Scott Fernandis

Personal information
- Full name: Scott Fernandis
- Nationality: Australia
- Born: 17 May 1981 (age 45) Canberra, Australia
- Occupation: Judoka
- Height: 1.63 m (5 ft 4 in)
- Weight: 60 kg (132 lb)

Sport
- Sport: Judo
- Event: 60 kg
- Club: Marist Judo Club
- Coached by: Arthur Moorshead

Profile at external databases
- JudoInside.com: 18373

= Scott Fernandis =

Australian Olympic judoka

Scott Fernandis (born 17 May 1981 in Canberra) is an Australian judoka, who competed in the men's extra-lightweight category. He held the 2003 Australian title in his own division, picked up eight medals in his career, including a bronze from the 2004 Oceania Championships in Nouméa, New Caledonia, and represented his nation Australia in the 66-kg class at the 2004 Summer Olympics. Throughout his sporting career, Fernandis trained full-time for the senior team at Marist Judo Club in his native Canberra, under head coach and sensei Arthur Moorshead (later died in 2010).

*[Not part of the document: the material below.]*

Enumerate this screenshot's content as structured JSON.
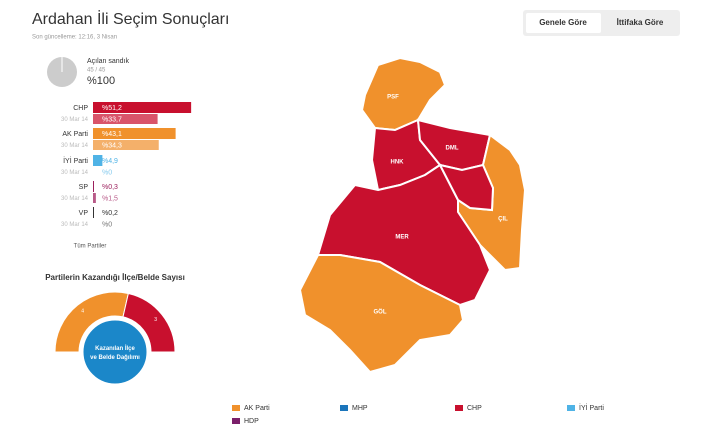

Fernandis qualified for the Australian squad in the men's extra-lightweight class (60 kg) at the 2004 Summer Olympics in Athens, by placing third and receiving a berth from the Oceania Championships in Nouméa, New Caledonia. He lost his opening match to British judoka and European silver medalist Craig Fallon, who scored a comfortable ippon victory and quickly subdued him on the tatami with a tai otoshi (body drop) at thirty-seven seconds.